An ISF member looks over a riverbank while manning an outpost on the outskirts of Al Qaim, Iraq, Dec. 5, 2018. Check points and outposts like these ensure that Daesh members fleeing Syria cannot enter Iraq.

Securing the 610km long border, with its vast deserts, densely populated cities, jutting mountain ranges, swampland and two major rivers, has always been a challenge. However, the ISF, with the help of its Coalition partners, are now much better equipped to secure this difficult terrain using its own highly-motivated personnel supported by modern technology. “Infrared cameras and […] drones will operate 24 hours a day to ensure the security of the border, alongside the Iraqi Air Force, which will provide reconnaissance,” said Brig. Gen. Atheer Al-Rubaei, Commander of the 20th Division of the Iraqi Army. To use the technology to its maximum potential, the ISF has continued to work closely with the Global Coalition, which has played a “key role in training regiments” stationed along the border, said Lt. Gen. Hamid Abdullah, head of the Iraqi Border Guard.

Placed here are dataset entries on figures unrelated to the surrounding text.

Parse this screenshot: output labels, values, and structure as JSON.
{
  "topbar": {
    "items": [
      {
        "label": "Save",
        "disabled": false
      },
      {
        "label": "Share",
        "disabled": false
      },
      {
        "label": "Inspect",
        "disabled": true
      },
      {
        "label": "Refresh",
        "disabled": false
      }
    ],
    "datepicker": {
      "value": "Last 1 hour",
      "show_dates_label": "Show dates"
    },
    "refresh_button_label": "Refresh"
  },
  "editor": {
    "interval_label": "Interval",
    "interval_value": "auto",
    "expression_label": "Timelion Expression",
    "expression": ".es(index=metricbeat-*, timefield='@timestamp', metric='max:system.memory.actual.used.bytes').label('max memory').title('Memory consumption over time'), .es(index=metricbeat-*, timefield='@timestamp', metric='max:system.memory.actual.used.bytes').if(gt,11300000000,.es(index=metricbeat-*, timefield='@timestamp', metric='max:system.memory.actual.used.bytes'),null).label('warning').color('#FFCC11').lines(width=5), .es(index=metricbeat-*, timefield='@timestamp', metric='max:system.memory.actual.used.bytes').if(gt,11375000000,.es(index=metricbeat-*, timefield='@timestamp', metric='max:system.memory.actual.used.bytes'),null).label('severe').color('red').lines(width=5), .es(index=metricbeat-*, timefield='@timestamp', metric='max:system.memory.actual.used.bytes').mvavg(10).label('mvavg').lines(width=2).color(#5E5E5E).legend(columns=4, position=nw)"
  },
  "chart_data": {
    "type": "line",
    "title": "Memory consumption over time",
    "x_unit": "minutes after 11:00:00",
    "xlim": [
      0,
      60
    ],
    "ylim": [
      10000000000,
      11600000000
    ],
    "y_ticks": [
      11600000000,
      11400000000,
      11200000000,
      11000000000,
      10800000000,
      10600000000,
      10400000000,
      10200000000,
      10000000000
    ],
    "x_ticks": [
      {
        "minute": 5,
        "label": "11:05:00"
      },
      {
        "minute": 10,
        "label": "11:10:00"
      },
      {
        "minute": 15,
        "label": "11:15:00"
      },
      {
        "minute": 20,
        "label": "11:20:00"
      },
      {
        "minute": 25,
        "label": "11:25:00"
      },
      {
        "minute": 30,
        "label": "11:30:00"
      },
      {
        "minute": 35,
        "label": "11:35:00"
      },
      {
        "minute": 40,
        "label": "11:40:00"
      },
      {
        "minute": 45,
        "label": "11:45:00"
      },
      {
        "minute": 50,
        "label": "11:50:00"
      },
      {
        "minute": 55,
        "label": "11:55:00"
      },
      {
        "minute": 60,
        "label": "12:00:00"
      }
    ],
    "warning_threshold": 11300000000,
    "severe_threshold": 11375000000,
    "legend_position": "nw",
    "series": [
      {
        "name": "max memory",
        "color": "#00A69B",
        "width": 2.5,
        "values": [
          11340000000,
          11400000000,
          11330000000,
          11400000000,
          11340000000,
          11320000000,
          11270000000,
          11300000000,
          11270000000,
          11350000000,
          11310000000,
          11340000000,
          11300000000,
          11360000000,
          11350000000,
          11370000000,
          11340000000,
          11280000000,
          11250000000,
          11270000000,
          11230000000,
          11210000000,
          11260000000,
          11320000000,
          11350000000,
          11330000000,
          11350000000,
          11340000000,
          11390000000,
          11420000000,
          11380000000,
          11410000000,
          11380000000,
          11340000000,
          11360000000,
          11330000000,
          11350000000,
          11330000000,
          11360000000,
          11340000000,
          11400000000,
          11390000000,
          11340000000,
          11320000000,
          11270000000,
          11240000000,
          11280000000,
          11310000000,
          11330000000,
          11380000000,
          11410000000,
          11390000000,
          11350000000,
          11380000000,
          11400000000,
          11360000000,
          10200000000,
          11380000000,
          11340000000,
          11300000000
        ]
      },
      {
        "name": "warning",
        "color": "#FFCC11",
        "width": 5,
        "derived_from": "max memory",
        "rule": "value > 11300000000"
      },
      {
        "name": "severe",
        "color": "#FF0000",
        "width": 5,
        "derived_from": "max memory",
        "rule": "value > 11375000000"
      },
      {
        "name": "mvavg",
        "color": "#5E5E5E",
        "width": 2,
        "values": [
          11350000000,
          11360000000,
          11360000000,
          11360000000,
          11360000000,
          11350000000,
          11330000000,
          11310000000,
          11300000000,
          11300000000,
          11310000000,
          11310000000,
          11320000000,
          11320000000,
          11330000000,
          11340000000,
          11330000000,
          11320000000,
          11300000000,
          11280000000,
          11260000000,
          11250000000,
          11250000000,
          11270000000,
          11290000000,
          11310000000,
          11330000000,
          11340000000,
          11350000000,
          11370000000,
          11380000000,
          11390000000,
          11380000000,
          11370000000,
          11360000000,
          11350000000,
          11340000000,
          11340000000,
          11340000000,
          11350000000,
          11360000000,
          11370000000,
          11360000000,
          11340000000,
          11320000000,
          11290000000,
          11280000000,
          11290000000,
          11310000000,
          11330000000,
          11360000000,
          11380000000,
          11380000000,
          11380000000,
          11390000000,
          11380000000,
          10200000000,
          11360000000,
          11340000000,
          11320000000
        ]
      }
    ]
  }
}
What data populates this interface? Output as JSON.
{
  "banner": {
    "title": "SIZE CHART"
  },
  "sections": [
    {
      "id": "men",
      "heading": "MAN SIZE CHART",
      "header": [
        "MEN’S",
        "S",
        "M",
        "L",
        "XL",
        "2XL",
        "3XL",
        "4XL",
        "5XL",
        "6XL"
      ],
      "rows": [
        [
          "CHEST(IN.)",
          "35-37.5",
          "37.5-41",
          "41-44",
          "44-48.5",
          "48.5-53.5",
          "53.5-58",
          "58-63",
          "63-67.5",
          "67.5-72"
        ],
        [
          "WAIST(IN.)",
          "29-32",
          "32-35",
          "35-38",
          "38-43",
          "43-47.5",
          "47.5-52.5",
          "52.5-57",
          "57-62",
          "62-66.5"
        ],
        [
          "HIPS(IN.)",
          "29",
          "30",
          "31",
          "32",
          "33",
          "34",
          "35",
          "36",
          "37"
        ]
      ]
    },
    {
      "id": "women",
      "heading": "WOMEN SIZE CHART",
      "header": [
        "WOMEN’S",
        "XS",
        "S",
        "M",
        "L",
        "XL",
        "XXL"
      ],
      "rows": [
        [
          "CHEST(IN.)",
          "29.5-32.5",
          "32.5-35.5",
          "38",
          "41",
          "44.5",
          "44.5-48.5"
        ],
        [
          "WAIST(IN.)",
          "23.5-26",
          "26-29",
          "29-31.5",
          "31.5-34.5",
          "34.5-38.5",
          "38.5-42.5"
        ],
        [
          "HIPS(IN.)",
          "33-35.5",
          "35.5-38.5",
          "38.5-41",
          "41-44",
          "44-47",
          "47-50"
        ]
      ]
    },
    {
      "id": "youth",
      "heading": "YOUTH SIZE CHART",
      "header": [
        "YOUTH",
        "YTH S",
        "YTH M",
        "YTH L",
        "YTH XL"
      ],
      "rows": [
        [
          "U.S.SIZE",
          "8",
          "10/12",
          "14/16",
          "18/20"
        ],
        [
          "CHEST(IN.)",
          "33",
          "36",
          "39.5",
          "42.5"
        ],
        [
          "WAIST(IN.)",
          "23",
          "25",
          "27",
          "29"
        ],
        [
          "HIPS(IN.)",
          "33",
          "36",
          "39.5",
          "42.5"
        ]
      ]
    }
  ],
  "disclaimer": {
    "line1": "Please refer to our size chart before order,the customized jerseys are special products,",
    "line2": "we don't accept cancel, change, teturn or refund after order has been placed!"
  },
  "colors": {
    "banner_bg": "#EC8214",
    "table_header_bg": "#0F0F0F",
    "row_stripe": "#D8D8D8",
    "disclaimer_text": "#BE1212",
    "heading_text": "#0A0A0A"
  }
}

The border has always been porous, with Daesh and other criminal elements seeking to use its length and challenging terrain for their own nefarious means. Daesh illegally trafficks weapons and people as well as smuggling drugs: an illicit trade which in 2019 was estimated to earn Daesh approximately $100,000 USD per day. However, the recent upgrades and improvements in security have resulted in Border Guards being increasingly able to intercept and crack down on such illegal activities and capture those responsible, such as the 24 terrorists who were intercepted and arrested in Nineveh on November 2021 through the use of new infrared cameras.

A military vehicle at the border-crossing between Albu Kamal in Syria and Al-Qaim in Iraq, taken from the Syrian side in the eastern region of Deir Ezzor.

Daesh was previously able to exploit gaps between the Kurdistan Region of Iraq and its neighbouring federal governorates. Now, thanks to improved security planning and coordination between the SDF, Peshmerga and the ISF, those gaps have been closed, disrupting a number of Daesh sleeper cells and other criminal elements who now no longer enjoy the freedom of movement they once did.

Securing the border was critical in the territorial defeat of Daesh in 2017: now with the improved security equipment and defensive measures, the ISF, with support from its Global Coalition partners, is better equipped and resourced than ever before to secure the Iraq’s borders and so provide a safe and secure environment for its peoples. During a recent visit to the Iraqi-Syrian borders, Prime Minister Mustafa Al-Kadhimi issued a warning to Daesh: “Do not try us. You [Daesh] have tried many times and failed, and you will try much more and you will fail, again.”